For the keen, there’s a further tier, and I’d be straight with you about it. Structured data on a personal site, schema markup, is a way of labelling your details so a machine parses them cleanly. The evidence that schema alone earns citations is mixed, so don’t oversell it to yourself. What it reliably does is remove ambiguity, and its most useful piece is a property called sameAs, which is literally a list of links to your other profiles telling the machine “all of these are the same person”. That’s the triangulation idea, written in code. The same instinct sits behind an llms.txt file or a clean machine-readable “about” page: a tidy note left specifically for the AI. And then audit yourself. Ask the tools directly what they know about you and who works on your topic, find the gaps and the errors, and go fix the sources. That’s the feedback loop, and it’s how you move from guessing to knowing.

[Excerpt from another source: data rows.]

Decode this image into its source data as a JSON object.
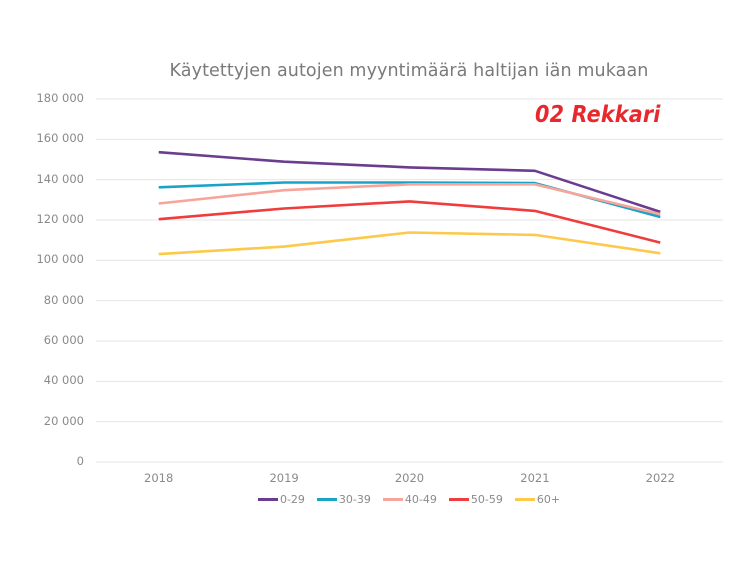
{
  "title": "Käytettyjen autojen myyntimäärä haltijan iän mukaan",
  "brand": "02 Rekkari",
  "colors": {
    "brand": "#e8282d",
    "gridline": "#e6e6e6",
    "axis_text": "#8a8a8a"
  },
  "chart_data": {
    "type": "line",
    "title": "Käytettyjen autojen myyntimäärä haltijan iän mukaan",
    "xlabel": "",
    "ylabel": "",
    "categories": [
      "2018",
      "2019",
      "2020",
      "2021",
      "2022"
    ],
    "ylim": [
      0,
      180000
    ],
    "yticks": [
      0,
      20000,
      40000,
      60000,
      80000,
      100000,
      120000,
      140000,
      160000,
      180000
    ],
    "ytick_labels": [
      "0",
      "20 000",
      "40 000",
      "60 000",
      "80 000",
      "100 000",
      "120 000",
      "140 000",
      "160 000",
      "180 000"
    ],
    "grid": true,
    "legend_position": "bottom",
    "series": [
      {
        "name": "0-29",
        "color": "#6a3d8f",
        "values": [
          153600,
          148900,
          146100,
          144400,
          124000
        ]
      },
      {
        "name": "30-39",
        "color": "#1aa3c8",
        "values": [
          136200,
          138600,
          138600,
          138300,
          121500
        ]
      },
      {
        "name": "40-49",
        "color": "#f7a59b",
        "values": [
          128200,
          134800,
          137700,
          137700,
          122900
        ]
      },
      {
        "name": "50-59",
        "color": "#f03c3c",
        "values": [
          120400,
          125700,
          129200,
          124500,
          108800
        ]
      },
      {
        "name": "60+",
        "color": "#fcc94a",
        "values": [
          103100,
          106800,
          113800,
          112600,
          103500
        ]
      }
    ]
  }
}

If all of that is too much, photograph this. Claim an ORCID and complete it. Write one plain-language summary and use it everywhere. Deposit your work open access. Three things. The rest is refinement.
Where I’d slow down
If I stopped there I’d have written a marketing piece, and this isn’t one.
Visibility is not accuracy. These tools hallucinate. They misattribute work with total confidence, invent affiliations, merge two people into one, occasionally cite papers that don’t exist. Being visible is not the goal. Being correctly represented is. That’s exactly why the audit step earns its place, because being found and described wrongly can be worse than not being found.
Visibility is not rigour either, and the two should never be confused. Surfacing in an AI answer says nothing about the quality of the work, and it never will. Trying to appear more important than your work warrants is both possible and pointless. It corrodes the one thing that makes scholarship worth finding.
So here’s the framing I’d hold onto. You’ve already done the hard part. None of this is about inflating that. It’s stewardship, making sure your own scholarly record can be found, read, and represented correctly, which is a responsibility you already had to your research. The medium changed. The duty didn’t. And there’s a collective version of it, too. When you make your work open, clearly described, properly identified, the next PhD student trying to understand your subfield benefits. So does the journalist trying to get it right, and the collaborator on the other side of the world. You make the whole field more legible.
The old front door is still there. It’s just not the only one any more. And the difference between surfacing and vanishing isn’t how good the work is. It’s whether anyone, or anything, can tell it was yours.